JAKARTA, SUDUT)PANDANG.ID – Sebanyak 12 negara mengumumkan pembentukan koalisi baru guna membantu Palestina menghadapi krisis keuangan terparah dalam beberapa dekade terakhir.
Dukungan ini muncul setelah Israel menahan pendapatan pajak yang semestinya diterima Otoritas Palestina, membuat layanan dasar publik terancam lumpuh.
Koalisi yang dinamai “Koalisi Darurat untuk Keberlanjutan Keuangan Otoritas Palestina” beranggotakan Inggris, Prancis, Jepang, Arab Saudi, Spanyol, Belgia, Denmark, Islandia, Irlandia, Norwegia, Slovenia, dan Swiss.
Melalui siaran resmi Kementerian Luar Negeri Spanyol, aliansi ini menyatakan bahwa langkah mereka merupakan respons atas situasi darurat fiskal yang belum pernah terjadi sebelumnya.
Bantuan keuangan dari negara-negara ini diharapkan mampu menjaga stabilitas pemerintahan Palestina, agar tetap dapat memberikan pelayanan publik dan mempertahankan keamanan di tengah tekanan politik serta ekonomi.
“Koalisi ini bertujuan memastikan Otoritas Palestina tetap memiliki kapasitas untuk memerintah, menyediakan layanan penting, dan menjaga ketertiban,” demikian bunyi pernyataan Spanyol yang dikutip AFP, Senin (29/9).
Kendati demikian, para anggota koalisi menegaskan bantuan mereka hanyalah langkah awal. Diperlukan kerja sama lebih luas dengan lembaga keuangan global dan mitra internasional untuk menggalang sumber daya tambahan, mendorong tata kelola pemerintahan yang baik, reformasi ekonomi, serta menjamin transparansi.
Krisis fiskal Palestina bermula dari Protokol Paris 1994, yang memberi Israel wewenang memungut pajak atas nama Otoritas Palestina. Namun, sejak perang Gaza pecah pada Oktober 2023, Tel Aviv menahan setoran tersebut.
Palestina berulang kali memperingatkan bahwa pemblokiran dana itu membuat fasilitas kesehatan dan pendidikan runtuh, sementara angka kemiskinan terus meningkat.
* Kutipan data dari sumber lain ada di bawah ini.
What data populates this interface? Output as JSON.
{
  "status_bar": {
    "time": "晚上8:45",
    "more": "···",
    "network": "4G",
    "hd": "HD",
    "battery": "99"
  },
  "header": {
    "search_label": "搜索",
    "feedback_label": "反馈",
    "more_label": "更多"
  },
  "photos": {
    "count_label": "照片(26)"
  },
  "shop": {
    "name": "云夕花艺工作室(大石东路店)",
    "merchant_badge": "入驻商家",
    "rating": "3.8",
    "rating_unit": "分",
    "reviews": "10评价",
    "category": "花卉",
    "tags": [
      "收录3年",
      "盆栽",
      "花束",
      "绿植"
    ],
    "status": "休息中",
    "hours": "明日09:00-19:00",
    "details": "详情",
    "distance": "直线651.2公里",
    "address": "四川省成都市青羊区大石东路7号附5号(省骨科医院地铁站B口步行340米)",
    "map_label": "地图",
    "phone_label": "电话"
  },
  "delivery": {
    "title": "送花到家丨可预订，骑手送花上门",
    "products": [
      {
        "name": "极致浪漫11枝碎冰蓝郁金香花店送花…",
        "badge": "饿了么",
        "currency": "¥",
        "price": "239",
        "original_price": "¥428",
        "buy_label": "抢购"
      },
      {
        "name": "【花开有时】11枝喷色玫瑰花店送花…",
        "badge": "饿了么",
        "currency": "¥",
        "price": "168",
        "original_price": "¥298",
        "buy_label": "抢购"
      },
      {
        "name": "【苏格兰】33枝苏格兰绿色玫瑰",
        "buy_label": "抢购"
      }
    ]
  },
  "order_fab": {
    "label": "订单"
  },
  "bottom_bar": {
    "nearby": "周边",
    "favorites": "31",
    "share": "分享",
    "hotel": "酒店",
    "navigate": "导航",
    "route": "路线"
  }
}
Israel beralasan sebagian dana ditahan untuk melunasi kewajiban pembayaran listrik. Akan tetapi, Menteri Keuangan Israel Bezalel Smotrich sejak empat bulan terakhir menghentikan seluruh transfer pajak. Ia bahkan secara terbuka menyatakan tujuannya adalah melemahkan Otoritas Palestina melalui strategi “pencekikan ekonomi” demi menggagalkan terbentuknya negara Palestina.
Langkah 12 negara ini dipandang sebagai sinyal solidaritas internasional yang penting, meski tantangan ke depan tetap berat. Dukungan finansial diperkirakan hanya akan efektif jika dibarengi tekanan diplomatik agar Israel menghentikan kebijakan penahanan pajak yang memperburuk penderitaan warga Palestina.(01)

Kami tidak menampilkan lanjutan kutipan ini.